Booth Id:
MATH047
Category:
Year:
2016
Finalist Names:
Kumar, Agni
Abstract:
Network flow optimality on directed graphs is a central topic in graph theory and combinatorics. Given a complete graph G, we investigate the relationship between the score vectors of special tournaments on G and its spanning trees. Score vectors are assigned to tournaments on directed graphs in which the champion is a vertex A such that there is a directed path from A to every other vertex B. Comparing patterns examined between generated score vector sequences and parking functions, we define break divisors on complete graphs with n vertices to be n-tuples characterized by two distinct properties – one that defines the number of potential score vectors, and the other that accounts for impossible score sequences.
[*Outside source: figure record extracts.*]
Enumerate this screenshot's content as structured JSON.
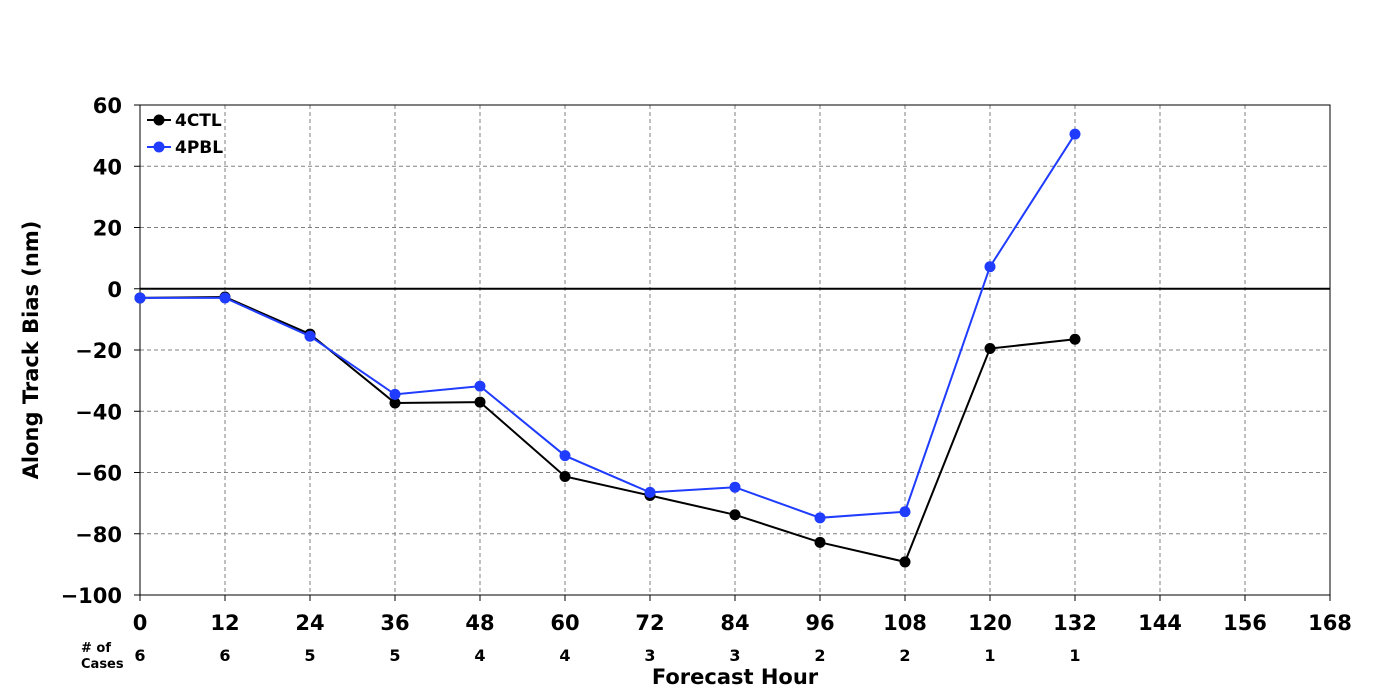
{
  "chart_data": {
    "type": "line",
    "title": "",
    "xlabel": "Forecast Hour",
    "ylabel": "Along Track Bias (nm)",
    "xlim": [
      0,
      168
    ],
    "ylim": [
      -100,
      60
    ],
    "xticks": [
      0,
      12,
      24,
      36,
      48,
      60,
      72,
      84,
      96,
      108,
      120,
      132,
      144,
      156,
      168
    ],
    "yticks": [
      60,
      40,
      20,
      0,
      -20,
      -40,
      -60,
      -80,
      -100
    ],
    "ytick_labels": [
      "60",
      "40",
      "20",
      "0",
      "−20",
      "−40",
      "−60",
      "−80",
      "−100"
    ],
    "grid": true,
    "grid_style": "dashed",
    "zero_line": true,
    "legend_position": "top-left",
    "cases_label_line1": "# of",
    "cases_label_line2": "Cases",
    "cases": [
      {
        "x": 0,
        "n": "6"
      },
      {
        "x": 12,
        "n": "6"
      },
      {
        "x": 24,
        "n": "5"
      },
      {
        "x": 36,
        "n": "5"
      },
      {
        "x": 48,
        "n": "4"
      },
      {
        "x": 60,
        "n": "4"
      },
      {
        "x": 72,
        "n": "3"
      },
      {
        "x": 84,
        "n": "3"
      },
      {
        "x": 96,
        "n": "2"
      },
      {
        "x": 108,
        "n": "2"
      },
      {
        "x": 120,
        "n": "1"
      },
      {
        "x": 132,
        "n": "1"
      }
    ],
    "x": [
      0,
      12,
      24,
      36,
      48,
      60,
      72,
      84,
      96,
      108,
      120,
      132
    ],
    "series": [
      {
        "name": "4CTL",
        "color": "#000000",
        "values": [
          -3,
          -2.7,
          -14.8,
          -37.3,
          -37,
          -61.3,
          -67.5,
          -73.8,
          -82.8,
          -89.2,
          -19.5,
          -16.5
        ]
      },
      {
        "name": "4PBL",
        "color": "#1f3cff",
        "values": [
          -3,
          -3,
          -15.5,
          -34.5,
          -31.8,
          -54.5,
          -66.5,
          -64.8,
          -74.8,
          -72.8,
          7.2,
          50.5
        ]
      }
    ]
  }
}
We also show that these break divisors function as canonical representatives for each of the n^(n-2) linear equivalence classes of divisors of degree g on G. Specializing for complete graphs, we present an efficient algorithm for computing break divisors directly from spanning trees through the construction of partial graph orientations. This geometric bijection completes an alternate, unique proof of Arthur Cayley’s famous tree formula. The research results, particularly the concrete characterization of break divisors as mathematical tools to count and identify spanning trees and score vectors of tournaments with transitive champions, can have a multitude of applications to the development of Internet of Things frameworks.